Sleep
Why It's So Hard to Fall Asleep When You're Away From Home
New research offers fresh insight on a common experience.
Posted May 1, 2016

Many people find that they don’t sleep well their first night in a new bed, or anywhere that’s new. Sleep is more fitful and difficult, rest less lasting. In the sleep lab this is known as the “first night effect.” The expectation is strong that sleep the first time one is in a new or different environment will not be as “normal” as at home.
But why?
Why is sleep in a perfectly comfortable bed in the home of a friend or relative, or in a posh hotel, so much more troublesome than in your own? Could it be that humans have some affinities with dolphins, who sleep in circles, so that the single hemisphere awake at any moment can scan the environment for sharks and other dangers? Or is the first night effect related to recent insomnia research, which shows different parts of the brain to be “awake” when most of it is asleep?

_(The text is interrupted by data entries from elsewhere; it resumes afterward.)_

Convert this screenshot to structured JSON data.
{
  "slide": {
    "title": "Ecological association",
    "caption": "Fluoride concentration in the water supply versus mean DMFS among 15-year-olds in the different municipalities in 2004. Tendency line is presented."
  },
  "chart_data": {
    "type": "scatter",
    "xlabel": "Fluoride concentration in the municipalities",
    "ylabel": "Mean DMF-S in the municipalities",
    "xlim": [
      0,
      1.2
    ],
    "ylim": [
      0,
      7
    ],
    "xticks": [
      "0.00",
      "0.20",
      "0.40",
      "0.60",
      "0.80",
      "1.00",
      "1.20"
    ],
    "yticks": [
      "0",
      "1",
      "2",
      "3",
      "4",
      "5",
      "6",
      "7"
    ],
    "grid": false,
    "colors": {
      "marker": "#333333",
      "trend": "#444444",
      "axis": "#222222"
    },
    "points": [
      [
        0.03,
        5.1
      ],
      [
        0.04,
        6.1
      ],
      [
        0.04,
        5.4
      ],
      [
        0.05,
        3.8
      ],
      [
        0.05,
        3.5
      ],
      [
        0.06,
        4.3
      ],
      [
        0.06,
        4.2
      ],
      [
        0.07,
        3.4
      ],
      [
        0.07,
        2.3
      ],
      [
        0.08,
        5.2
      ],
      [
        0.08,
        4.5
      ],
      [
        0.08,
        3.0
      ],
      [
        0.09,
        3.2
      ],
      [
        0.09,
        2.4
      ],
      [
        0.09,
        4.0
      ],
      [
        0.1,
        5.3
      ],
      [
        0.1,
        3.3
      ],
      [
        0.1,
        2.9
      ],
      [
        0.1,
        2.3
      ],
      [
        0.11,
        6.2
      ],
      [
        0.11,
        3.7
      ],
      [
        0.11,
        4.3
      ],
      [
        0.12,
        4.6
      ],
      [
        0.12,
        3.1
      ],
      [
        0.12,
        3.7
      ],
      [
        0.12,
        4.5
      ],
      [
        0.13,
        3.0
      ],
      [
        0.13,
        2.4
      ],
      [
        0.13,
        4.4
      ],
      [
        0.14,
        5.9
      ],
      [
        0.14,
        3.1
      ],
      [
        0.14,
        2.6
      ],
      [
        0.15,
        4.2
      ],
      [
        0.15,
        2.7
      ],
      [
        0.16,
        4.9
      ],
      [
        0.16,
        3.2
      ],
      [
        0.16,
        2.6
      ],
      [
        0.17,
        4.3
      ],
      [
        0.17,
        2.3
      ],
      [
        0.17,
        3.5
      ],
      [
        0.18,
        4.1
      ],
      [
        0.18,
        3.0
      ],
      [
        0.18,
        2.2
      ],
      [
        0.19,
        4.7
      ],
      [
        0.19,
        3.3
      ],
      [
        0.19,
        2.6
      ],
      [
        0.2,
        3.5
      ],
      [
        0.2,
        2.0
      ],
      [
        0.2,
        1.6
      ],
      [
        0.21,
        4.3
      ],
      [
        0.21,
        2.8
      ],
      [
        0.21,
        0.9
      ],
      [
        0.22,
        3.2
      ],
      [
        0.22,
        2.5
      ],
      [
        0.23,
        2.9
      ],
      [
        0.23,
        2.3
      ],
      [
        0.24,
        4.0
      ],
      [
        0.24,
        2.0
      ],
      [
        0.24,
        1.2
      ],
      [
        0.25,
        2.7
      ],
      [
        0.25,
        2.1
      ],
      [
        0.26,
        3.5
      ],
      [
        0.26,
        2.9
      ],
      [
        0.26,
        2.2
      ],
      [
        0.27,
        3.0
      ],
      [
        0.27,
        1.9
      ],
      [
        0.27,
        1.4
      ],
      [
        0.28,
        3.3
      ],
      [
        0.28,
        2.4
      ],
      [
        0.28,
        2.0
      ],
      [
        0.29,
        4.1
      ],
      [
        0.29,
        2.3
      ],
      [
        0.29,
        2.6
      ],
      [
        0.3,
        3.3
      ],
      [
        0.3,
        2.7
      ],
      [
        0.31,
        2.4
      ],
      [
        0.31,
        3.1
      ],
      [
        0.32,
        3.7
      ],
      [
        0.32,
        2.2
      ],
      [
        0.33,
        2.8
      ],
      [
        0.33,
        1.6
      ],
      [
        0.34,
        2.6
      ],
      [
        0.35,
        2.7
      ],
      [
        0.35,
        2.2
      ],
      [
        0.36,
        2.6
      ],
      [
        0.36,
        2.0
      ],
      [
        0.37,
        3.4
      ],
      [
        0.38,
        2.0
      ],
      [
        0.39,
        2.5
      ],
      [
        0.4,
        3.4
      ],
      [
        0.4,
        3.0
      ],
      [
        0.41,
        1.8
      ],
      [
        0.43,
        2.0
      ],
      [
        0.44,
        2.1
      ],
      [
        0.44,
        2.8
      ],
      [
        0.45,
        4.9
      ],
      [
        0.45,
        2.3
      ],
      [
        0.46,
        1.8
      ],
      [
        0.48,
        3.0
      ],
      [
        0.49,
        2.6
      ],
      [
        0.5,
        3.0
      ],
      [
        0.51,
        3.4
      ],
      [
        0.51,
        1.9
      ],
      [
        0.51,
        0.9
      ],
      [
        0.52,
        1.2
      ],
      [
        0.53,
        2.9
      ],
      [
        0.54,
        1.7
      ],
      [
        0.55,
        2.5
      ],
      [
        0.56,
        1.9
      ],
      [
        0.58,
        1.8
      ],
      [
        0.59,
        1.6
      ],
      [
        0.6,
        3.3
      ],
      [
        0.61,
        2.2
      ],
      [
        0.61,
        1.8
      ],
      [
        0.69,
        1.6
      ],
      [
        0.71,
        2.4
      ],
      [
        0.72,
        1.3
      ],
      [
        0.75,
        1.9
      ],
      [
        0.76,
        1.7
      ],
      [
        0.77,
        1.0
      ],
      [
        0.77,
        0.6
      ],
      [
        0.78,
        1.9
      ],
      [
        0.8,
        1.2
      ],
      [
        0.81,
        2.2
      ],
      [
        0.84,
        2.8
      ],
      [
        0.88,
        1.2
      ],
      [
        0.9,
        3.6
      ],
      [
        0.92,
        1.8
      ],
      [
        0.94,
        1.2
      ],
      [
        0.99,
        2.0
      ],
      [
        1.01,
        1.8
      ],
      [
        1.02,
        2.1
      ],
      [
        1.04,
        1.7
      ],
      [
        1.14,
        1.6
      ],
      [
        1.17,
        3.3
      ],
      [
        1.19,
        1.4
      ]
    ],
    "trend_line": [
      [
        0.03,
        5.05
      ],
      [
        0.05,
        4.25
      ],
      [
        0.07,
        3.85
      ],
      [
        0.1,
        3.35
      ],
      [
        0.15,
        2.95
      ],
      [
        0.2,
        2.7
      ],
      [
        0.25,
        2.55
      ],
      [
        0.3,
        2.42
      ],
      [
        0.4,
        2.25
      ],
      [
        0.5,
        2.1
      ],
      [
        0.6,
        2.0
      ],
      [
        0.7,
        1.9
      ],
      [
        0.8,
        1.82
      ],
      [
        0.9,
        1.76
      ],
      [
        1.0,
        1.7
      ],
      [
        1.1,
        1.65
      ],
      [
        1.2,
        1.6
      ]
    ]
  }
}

A group at Brown led by Yuka Sasaki tried to find out.
They rounded up the usual suspects, healthy young adults, to sleep consecutive nights in their lab. Participants were fitted for careful electroencephalography and magnetoencephalography, bit by brain bit, to define what happened to them. Then they were exposed to different types of beeps, some regular, some not, and their brains imaged.
The researchers were interested in deep sleep, when the human body gets as close to coma as we normally approach. Rather than look at deep sleep in turns of sleep stages, slow wave activity, the major marker of deep sleep, was assessed.
On the first night in the lab, participants' left hemispheres were considerably more asymmetric in their activity than on the second night. The part that showed the biggest difference was the default mode network (DMN). The DMN fascinates and confuses researchers: On one hand, it doesn’t seem to “do” much. Many think it’s used to simulate physical and mental activity, and is often assessed in studies of meditation, for example. But the DMN is more “on” during phases of sleep than one might surmise.
Not only was there less slow wave activity in people’s left hemispheres during the first night, they were also easier to activate. In essence, they were more alert and more prone to wake. The default mode network was looking out for changes in the environment—probably many different kinds.
What Does This Mean?
- The first night effect is related to increased vigilance throughout the night.
- Sleep is far from monolithic: There are many different regions of the brain that are more or less arousable at different phases of sleep, a particularly pertinent finding for insomnia.
- The default mode network is doing a lot of things in sleep and in wake—and we still don’t know what.
The Rituals of Travel
So here is prima facie evidence that sleeping in a different bed is harder on our sleep, in what appears to be a basic biological way. So is travel then inevitably difficult for sleep? Or are their steps that can counteract it?
We know that the brain loves novelty and learns from it. Get people out of the house and their risk of later Alzheimer’s dives. Grow new information in the brain and its capacity for resilience rises. Except to obtain those advantages, you first have to sleep. Sleep will consolidate many of those informational changes into useful, functional memory. And a novel bed environment is, at least at first, inimical to sleep, so the trick is to make that environment less novel and more comfortable. And one of the best ways to obtain that sense of security is to ritualize sleep and bring with you some of the elements of home.
Many of you know about sleep rituals even if you don’t use that term: Prior to sleep you floss and brush your teeth, turn down the bed, put out your clothes for the next day, and turn off computer monitors, TVs, and cellphones. Many of us read before they sleep; others take baths or listen to music; some have sex.
So it makes sense to take much of your home sleep ritual along with you on your travels, to make your sleep environment—wherever it may be—more homelike. You can take a small reminder of home with you—a coin, a piece of jewelry, a short poem. You can re-enact your usual ritual in a different spot: Many people perform yoga poses, including the sleep-inducing corpse pose, before they rest. You can take along a favorite sleep-inducing book, to put your mind into a different state. (Interestingly, reading about travel often helps people while traveling.)
But most of all, you can take with you a memory of the sense of wholeness and contentment you have when you possess a full night’s sleep. Sleep restores. The body regenerates its tissues, and retunes and remakes its informational core.
And that memory is even stronger when you wake the next morning.